About the SSL Certificate:
VTEX is responsible for managing, buying and renewing all SSL Certificates, not just for all the stores but also for all the internal services of our platform. We periodically renew these certificates through a monitoring system that manage all expiration dates of each installed certificate. Last year we changed our certificates supplier. All the stores and all VTEX services were updated, including more than a thousand of certificates, without any disruption.
About the PCI Compliance
The PCI Gateway module follows the PCI Compliance which includes a specific access protocol and rules to guarantee the information security.
About the incident.
On April 25th at 9:00 AM (BRT) our monitoring system detected an elevated number of errors in our PCI Gateway module. Immediately we identified the expiration of the SSL certificate of this service but the monitoring system of SSL certificate expiration dates did not detect the date of expiration for this specific module.Despite we identified the problem quickly, the solution got hard due to the ways to authenticate into the environment of this service and to install the SSL certificate following PCI rules. The actions bellow were executed:
1- Renewed the SSL certificate and reinstall it in all places where it is required;
2- Implemented a fast way to make the maintenance easier;
On April 25th at 10:39 AM (BRT) we finished those actions but we took more time to propagate the solutions for all areas.On April 25th at 11:05 the system was completed recovered.

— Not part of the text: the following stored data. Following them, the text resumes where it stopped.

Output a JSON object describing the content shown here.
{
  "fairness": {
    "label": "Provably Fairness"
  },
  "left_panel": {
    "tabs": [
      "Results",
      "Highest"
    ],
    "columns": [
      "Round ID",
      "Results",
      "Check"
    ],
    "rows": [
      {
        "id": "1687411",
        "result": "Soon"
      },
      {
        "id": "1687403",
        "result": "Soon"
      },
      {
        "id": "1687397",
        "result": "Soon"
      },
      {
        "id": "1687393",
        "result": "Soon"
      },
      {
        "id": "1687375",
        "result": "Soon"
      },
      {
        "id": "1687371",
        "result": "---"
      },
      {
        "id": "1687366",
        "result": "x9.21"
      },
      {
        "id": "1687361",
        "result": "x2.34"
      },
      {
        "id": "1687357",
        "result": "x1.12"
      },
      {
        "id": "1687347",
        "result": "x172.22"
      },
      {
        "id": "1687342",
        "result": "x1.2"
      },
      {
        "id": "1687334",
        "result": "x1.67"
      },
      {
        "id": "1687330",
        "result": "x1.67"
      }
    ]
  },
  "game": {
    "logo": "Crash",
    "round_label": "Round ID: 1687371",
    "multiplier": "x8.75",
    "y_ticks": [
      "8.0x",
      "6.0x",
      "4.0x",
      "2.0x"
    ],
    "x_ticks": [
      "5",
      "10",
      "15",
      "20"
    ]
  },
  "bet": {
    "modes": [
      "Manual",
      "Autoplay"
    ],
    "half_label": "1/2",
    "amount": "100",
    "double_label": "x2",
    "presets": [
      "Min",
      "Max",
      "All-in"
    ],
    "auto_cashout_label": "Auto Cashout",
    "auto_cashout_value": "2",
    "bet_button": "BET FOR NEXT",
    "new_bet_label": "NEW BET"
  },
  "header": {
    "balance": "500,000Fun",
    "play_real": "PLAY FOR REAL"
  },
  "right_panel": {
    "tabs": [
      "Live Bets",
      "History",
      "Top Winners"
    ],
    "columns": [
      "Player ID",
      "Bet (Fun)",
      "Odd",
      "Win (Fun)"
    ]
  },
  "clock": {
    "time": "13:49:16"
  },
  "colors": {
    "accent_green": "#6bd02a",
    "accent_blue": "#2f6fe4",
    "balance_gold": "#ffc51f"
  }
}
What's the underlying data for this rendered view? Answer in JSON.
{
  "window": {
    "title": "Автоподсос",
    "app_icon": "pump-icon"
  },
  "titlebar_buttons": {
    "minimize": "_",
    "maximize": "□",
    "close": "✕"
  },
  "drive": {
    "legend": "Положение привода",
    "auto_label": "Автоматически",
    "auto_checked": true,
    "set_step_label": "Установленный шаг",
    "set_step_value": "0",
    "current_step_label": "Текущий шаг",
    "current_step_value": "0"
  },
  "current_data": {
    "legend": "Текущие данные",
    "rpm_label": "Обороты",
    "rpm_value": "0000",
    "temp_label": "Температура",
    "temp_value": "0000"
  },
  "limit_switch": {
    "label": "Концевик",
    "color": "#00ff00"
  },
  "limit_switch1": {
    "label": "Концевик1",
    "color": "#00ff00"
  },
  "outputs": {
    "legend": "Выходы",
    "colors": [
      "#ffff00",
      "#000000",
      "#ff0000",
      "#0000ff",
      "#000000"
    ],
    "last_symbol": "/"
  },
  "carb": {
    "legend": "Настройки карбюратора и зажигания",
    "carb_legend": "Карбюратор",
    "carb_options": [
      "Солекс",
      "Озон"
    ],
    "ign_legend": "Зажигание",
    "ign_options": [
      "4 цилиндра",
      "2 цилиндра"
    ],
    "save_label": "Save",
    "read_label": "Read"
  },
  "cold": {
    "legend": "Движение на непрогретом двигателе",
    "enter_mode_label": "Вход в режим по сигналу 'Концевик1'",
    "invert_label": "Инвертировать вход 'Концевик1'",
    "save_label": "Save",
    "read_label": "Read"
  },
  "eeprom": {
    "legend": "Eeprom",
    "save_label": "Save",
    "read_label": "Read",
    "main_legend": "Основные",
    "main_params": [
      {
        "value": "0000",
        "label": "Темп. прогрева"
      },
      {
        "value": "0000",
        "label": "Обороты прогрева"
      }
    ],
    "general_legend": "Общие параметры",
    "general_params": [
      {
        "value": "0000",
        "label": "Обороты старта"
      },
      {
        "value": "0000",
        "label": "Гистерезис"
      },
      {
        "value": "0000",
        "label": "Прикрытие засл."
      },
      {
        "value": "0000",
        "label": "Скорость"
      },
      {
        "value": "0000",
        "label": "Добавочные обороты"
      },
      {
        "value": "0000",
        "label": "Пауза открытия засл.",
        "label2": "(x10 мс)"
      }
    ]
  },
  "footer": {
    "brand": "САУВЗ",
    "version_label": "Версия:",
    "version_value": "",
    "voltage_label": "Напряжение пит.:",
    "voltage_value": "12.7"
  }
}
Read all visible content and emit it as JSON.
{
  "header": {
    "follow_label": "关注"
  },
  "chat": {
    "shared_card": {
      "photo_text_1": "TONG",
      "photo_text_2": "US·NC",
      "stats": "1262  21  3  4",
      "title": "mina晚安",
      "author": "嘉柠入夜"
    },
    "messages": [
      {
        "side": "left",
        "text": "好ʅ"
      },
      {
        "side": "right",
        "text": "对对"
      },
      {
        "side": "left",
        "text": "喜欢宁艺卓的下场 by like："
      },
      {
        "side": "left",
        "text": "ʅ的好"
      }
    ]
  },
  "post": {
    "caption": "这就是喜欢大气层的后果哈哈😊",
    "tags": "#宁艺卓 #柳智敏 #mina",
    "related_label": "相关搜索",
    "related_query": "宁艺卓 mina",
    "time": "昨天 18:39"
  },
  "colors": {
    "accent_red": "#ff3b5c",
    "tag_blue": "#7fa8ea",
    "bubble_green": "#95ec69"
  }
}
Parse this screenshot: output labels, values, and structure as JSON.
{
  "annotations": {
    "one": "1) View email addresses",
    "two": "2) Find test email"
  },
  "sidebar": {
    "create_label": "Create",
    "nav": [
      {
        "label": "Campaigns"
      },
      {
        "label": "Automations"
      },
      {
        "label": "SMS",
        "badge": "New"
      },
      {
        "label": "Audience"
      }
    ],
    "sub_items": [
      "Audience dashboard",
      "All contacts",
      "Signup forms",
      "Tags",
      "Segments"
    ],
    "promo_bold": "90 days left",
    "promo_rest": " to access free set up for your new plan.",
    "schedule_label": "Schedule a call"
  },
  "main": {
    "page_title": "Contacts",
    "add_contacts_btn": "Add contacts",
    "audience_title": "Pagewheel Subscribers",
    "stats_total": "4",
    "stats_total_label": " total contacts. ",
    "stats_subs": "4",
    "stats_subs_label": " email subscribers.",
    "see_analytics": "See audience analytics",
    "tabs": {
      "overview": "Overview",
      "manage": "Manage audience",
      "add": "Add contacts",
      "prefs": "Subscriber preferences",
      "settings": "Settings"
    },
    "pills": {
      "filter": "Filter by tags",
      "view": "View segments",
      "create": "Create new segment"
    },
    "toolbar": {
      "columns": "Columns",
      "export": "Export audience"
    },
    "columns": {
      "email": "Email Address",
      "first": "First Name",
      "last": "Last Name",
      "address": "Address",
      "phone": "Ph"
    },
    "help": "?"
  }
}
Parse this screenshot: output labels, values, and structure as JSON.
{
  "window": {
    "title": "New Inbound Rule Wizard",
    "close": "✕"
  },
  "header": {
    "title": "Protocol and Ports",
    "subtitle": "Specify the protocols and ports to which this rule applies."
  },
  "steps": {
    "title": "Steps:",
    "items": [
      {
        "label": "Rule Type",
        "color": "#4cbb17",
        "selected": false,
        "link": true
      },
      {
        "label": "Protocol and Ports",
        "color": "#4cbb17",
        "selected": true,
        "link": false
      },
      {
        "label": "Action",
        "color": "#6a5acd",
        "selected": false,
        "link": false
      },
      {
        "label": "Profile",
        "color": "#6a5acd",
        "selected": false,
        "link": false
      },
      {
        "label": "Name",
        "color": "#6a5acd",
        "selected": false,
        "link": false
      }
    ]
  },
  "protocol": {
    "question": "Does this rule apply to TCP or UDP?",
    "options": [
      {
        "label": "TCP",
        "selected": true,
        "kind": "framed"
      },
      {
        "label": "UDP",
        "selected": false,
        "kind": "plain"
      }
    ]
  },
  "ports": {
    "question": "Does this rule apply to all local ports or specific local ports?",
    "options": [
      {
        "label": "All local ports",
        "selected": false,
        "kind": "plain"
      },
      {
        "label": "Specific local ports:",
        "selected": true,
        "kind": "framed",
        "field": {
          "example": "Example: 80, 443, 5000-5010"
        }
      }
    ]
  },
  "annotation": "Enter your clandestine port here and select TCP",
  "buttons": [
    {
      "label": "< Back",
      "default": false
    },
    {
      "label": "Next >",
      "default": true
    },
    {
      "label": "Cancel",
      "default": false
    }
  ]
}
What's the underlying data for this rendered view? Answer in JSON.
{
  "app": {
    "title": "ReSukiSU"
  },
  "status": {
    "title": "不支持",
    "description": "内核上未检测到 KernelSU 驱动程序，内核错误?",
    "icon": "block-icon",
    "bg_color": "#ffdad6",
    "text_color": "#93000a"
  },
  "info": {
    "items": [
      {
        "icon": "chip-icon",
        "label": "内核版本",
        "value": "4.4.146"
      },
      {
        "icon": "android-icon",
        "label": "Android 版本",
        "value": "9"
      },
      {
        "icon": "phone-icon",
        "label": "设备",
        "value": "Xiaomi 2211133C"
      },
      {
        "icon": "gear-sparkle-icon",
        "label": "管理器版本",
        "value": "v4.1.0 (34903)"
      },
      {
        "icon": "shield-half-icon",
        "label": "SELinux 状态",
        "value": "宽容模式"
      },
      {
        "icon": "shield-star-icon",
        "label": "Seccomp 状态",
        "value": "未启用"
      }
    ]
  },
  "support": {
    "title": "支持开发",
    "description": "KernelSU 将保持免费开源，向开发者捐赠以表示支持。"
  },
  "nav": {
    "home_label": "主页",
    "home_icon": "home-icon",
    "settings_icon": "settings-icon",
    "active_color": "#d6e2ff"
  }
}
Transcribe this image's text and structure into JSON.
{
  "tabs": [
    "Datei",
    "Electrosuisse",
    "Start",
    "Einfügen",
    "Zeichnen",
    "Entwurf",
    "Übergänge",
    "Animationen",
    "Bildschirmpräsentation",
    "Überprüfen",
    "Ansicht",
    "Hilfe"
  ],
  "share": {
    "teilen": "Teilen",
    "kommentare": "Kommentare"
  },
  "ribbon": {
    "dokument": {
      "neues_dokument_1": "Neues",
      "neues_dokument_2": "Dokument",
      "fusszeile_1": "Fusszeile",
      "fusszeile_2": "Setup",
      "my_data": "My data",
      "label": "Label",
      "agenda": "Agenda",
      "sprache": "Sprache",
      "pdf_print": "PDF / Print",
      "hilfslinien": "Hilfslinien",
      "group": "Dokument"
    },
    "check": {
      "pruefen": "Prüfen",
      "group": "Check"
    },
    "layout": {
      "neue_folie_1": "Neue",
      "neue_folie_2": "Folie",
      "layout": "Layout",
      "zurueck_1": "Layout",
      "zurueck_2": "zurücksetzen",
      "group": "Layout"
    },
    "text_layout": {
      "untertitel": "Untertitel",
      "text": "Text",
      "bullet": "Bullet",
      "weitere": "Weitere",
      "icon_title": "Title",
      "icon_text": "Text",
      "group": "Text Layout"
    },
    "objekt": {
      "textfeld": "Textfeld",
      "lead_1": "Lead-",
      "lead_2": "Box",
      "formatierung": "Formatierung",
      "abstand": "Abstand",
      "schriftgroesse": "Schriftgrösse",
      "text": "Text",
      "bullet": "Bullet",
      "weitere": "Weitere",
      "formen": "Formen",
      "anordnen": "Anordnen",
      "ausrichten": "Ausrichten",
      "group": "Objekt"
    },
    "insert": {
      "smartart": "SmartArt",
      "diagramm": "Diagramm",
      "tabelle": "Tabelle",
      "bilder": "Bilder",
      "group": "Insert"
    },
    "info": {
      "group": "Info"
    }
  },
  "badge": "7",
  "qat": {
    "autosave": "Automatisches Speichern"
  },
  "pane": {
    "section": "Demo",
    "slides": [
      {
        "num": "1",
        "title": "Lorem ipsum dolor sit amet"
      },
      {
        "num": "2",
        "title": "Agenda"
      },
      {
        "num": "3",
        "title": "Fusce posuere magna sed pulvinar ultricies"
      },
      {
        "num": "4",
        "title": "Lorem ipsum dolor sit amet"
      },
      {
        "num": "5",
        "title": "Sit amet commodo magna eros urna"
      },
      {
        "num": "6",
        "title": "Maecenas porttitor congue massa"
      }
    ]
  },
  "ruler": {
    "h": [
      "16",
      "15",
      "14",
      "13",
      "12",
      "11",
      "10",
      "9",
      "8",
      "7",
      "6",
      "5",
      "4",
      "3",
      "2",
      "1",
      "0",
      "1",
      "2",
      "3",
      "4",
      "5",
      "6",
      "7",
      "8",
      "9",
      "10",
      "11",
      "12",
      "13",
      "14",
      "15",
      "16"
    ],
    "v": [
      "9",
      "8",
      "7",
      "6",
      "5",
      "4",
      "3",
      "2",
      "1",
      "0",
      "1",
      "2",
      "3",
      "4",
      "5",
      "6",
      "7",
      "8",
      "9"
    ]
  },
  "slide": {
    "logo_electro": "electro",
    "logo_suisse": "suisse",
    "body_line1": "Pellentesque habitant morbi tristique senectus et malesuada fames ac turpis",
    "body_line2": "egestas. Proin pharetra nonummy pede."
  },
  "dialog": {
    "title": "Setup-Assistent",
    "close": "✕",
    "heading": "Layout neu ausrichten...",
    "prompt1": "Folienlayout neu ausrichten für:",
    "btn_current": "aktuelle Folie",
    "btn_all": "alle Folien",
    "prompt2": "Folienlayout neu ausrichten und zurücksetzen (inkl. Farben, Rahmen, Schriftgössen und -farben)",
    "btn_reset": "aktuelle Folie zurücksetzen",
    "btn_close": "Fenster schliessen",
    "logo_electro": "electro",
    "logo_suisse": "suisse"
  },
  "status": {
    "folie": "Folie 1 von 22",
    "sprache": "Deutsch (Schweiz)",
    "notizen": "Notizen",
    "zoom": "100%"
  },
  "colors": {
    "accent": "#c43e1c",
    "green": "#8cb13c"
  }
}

We know the impact of this kind of disruption in our customer's operations and we will work hard to learn with this incident.We will work on a solution to renew all SSL certificates automatically and improve the ways to monitoring the expiration dates of all certificates.
Resolved
Between 09:00 AM and 11:00 AM UTC-3 (Brasilia), we experienced elevated error rates in our platform. We will work to avoid this issues in the future. The service is now operating normally.
Monitoring
We can confirm an improvement in the elevated error rates in our platform. We are monitoring the result of our actions.
Investigating
We are continuing to investigate increased error rates in some parts of our platform.
Monitoring
We can confirm an improvement in the elevated error rates in our platform. We are monitoring the result of our actions.
Identified
We are still working on recovering from the increased error rates. We continue to work towards full recovery.
Identified
We are now recovering from the increased error rates. We continue to work towards full recovery.
Identified
We are continuing to work towards full resolution of this issue. We continue to work on recovery.
Identified
We have identified the root cause of the increased error rates. We are working to resolve this issue.
Investigating
We are investigating increased error rates in our platform.